When I do wash this skein though, I will not be agitating the water and I won’t be thwacking it around much when it’s out the bath.  Thwacking is slamming the yarn around a bit to get the yarn to even out and sometimes to full it.  Some even thwack onto a carpet to get the wool to nap up a bit.  I would agitate and thwack if I wanted a really bouncy, fluffy yarn.  But for yarn for a lace project, I’d rather it be as smooth as this yarn can be since it already has a little halo to it.  So, the less you move the water around and the less napping up the yarn while it’s wet, in my experience, the smoother the yarn is in the end.

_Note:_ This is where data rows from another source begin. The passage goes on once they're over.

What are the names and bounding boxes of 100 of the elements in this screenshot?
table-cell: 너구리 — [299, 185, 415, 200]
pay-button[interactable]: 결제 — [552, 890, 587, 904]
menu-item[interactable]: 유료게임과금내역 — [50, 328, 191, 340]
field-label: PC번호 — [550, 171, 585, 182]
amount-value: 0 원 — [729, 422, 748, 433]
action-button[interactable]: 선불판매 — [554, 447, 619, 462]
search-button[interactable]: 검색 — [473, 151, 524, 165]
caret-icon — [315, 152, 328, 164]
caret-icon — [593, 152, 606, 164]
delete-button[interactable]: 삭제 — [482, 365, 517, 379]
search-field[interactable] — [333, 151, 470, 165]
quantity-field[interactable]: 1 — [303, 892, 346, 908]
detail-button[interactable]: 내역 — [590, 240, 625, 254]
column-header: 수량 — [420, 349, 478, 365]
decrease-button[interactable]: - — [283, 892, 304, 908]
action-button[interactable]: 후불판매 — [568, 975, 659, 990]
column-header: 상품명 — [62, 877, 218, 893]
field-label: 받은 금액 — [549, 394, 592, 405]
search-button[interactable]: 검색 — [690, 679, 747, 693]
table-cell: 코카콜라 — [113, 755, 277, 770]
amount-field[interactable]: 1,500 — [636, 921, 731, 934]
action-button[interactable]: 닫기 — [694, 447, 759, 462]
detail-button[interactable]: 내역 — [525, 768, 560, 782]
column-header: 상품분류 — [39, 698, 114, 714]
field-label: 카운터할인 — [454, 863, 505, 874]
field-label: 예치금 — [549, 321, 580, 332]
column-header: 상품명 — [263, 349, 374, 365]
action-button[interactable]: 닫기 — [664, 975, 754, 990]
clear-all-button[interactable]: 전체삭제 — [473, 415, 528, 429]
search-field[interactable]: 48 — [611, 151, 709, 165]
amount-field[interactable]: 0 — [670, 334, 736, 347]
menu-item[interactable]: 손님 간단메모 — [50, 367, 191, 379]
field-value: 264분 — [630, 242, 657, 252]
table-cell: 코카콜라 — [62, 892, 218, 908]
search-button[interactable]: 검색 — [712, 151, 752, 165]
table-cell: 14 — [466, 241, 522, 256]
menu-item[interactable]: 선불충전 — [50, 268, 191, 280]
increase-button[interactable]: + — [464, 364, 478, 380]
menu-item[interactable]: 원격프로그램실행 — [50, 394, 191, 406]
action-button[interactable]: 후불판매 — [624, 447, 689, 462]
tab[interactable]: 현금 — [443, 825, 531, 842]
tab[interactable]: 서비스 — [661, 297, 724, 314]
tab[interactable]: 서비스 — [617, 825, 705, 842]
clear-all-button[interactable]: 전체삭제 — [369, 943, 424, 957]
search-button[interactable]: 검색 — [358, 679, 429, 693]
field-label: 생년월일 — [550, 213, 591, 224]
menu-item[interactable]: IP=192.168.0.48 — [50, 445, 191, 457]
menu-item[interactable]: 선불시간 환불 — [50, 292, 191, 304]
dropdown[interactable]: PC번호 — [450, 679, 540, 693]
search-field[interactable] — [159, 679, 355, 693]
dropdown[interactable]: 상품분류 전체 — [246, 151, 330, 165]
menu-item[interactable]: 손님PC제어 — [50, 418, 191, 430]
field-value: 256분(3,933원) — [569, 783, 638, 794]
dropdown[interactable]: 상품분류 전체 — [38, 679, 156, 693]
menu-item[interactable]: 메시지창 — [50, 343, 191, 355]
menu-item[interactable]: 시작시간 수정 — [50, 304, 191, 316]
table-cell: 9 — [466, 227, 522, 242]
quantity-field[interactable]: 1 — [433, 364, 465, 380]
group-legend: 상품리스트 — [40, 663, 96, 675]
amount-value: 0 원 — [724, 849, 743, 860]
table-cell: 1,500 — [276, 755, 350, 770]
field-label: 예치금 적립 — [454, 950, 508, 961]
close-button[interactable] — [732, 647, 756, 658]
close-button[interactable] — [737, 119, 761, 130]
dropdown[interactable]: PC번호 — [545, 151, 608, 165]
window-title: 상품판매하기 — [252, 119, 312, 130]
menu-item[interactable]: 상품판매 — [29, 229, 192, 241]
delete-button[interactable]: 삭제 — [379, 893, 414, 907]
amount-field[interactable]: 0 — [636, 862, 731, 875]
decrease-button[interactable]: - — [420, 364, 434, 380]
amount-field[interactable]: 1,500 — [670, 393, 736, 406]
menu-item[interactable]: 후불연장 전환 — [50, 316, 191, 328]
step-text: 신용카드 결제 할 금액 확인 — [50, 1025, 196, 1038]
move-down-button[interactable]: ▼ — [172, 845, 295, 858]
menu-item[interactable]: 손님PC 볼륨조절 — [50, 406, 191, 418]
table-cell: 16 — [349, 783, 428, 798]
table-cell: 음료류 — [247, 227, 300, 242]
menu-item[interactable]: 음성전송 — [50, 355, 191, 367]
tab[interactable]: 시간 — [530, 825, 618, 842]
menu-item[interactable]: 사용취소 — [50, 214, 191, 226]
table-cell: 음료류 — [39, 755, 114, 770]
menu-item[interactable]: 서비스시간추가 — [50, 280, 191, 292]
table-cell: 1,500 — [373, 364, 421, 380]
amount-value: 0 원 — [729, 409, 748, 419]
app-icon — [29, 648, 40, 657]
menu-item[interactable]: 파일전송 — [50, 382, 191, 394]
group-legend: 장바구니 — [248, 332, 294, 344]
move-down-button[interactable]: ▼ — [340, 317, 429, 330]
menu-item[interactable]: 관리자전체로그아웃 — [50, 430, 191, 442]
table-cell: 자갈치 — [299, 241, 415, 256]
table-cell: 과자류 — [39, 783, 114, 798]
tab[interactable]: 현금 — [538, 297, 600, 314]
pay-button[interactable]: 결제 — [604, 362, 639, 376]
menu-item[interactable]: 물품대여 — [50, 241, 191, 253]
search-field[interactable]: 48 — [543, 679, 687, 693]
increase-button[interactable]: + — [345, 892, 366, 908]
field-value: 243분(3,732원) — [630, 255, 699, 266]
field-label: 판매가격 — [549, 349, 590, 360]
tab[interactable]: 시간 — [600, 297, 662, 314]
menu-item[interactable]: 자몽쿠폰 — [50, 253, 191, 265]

Yeah, I think this will work when it’s washed. 🙂

Now to find a pattern!


  1. Wow that looks like a great place. Hope your yarn comes out right.

  2. Oooooh. It’s so pretty! I’m a sucker for colors, but every once in a while a natural-colored thing comes along and makes me drool too. Well spun!

    • Thanks Emily! I hope I can find something to knit that she’ll like. If I can get it started before the kids get back, I have a chance of getting this done in a couple weeks. One Christmas present down!

  3. That yarn is drool-worthy. 🙂

  4. That comment on thwacking is ever so timely. I’m spinning some very smooth, shiny, and slippery merino that’s been processed to be more like silk. I plied up a mini test skein and gave it a good thwacking. The yarn is still beautiful but lacking some of the luster it had before. So, no twacks for the final skeins. Thanks for the great tip!

  5. Oh I so miss my spinning!!!! I love natural colours but I do want to learn how to dye it too. However, I have to build my own flock of sheep here in Egypt and learn how to shear them properly before I can do that! I did get my first fleece, cut with a shears, from my first sheep, but all my equipment is in the UK so I am bringing the fleece back with me (Its small) and then using my equipment there and then bringing it back to Egypt! I have three weeks holiday!!!The fibres are small but have a nice crimp and Egyptian wool is quite dry so I have to use my carder. Hopefully soon I can bring all my spinning equipment out here!! I do have my spindle though!
    Your spinning looks so beautiful and so even. When you say ‘the less napping up the yarn’ what do you mean?
    I do hope that the mill manages to keep going.They are invaluable resources!!!

    • You are growing and raising your own flock! That’s just amazing. Fleece anytime you want! And moving back and forth between Egypt and the UK. Learning to shear? You must have a very exciting life! Wow.

      Thanks for the compliment! And when I say napping it up, I mean it kind of raises the cuticles so that the fiber appears fuzzier than it otherwise would without all of the agitation. So, like your own hair, if take your hand and you muss it up, it will be fuzzier than if you used your hand to smooth it down. So, thwacking and agitating the bath are ways to get the fiber to swell up more and sometimes makes it fuzzier. The less of that kind of manipulation, generally,the less fuzzy the yarn is in the end. Of course, the way it is spun plays a part in that too (worsted/woolen/variations in between)…but, a general rule for me is to use less agitation and manipulation while it’s wet if I want the yarn to be smooth overall.